To the Ashtons’ credit, their fledging business survived and today is growing smartly. Chris has returned to work, and the Ashtons expect that their staff of 11 will grow to 20 by the end of the year. Winning the BPC has helped in each step of their journey, they say. “It’s opened doors for us,” Natasha says.

The details of the Ashtons’ odyssey may be unique, but the rollercoaster ride they experienced is shared by Wharton BPC winners. Victory brings elation and lofty expectations, inevitably followed by the hard, time-consuming work of starting a business or launching a career. Winning, Natasha says, “gives you a rose-tinted view of the world. We thought we’d be up and running within six months.”

“If you’d asked me when I got to Wharton if I was going to win the Business Plan Competition, I would’ve thought you were insane,” says Bennett, also WG’03. “I didn’t know what a business plan was. The BPC changed my life.”

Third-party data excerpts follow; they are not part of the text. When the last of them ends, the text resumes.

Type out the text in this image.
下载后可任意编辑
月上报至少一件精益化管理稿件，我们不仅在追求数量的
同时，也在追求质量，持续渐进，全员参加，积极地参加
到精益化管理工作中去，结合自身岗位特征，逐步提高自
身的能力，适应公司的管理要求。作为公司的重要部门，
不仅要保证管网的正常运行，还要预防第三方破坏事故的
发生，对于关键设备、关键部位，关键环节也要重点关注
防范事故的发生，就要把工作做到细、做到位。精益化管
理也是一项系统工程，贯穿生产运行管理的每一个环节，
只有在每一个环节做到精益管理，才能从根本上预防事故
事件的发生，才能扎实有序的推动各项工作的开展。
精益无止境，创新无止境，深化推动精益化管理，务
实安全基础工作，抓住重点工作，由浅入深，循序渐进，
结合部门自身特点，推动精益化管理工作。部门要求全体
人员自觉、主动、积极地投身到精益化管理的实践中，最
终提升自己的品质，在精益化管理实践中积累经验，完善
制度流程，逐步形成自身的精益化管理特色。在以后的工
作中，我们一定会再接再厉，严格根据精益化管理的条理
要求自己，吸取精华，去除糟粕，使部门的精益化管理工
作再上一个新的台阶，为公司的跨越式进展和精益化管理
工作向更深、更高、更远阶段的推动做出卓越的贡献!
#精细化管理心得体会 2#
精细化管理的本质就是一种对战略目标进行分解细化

The annual competition, celebrating its 10th anniversary this year, is the signature event sponsored by Wharton Entrepreneurial Programs, the School’s interdisciplinary research and teaching center. “It’s the largest outreach program that we do,” says Emily Cieri, WEP’s managing director. “It’s open to any student at the University of Pennsylvania — graduate, undergraduate, PhD, or medical school.” Each year, the contest touches hundreds of students and Wharton alumni, who act as mentors and judges.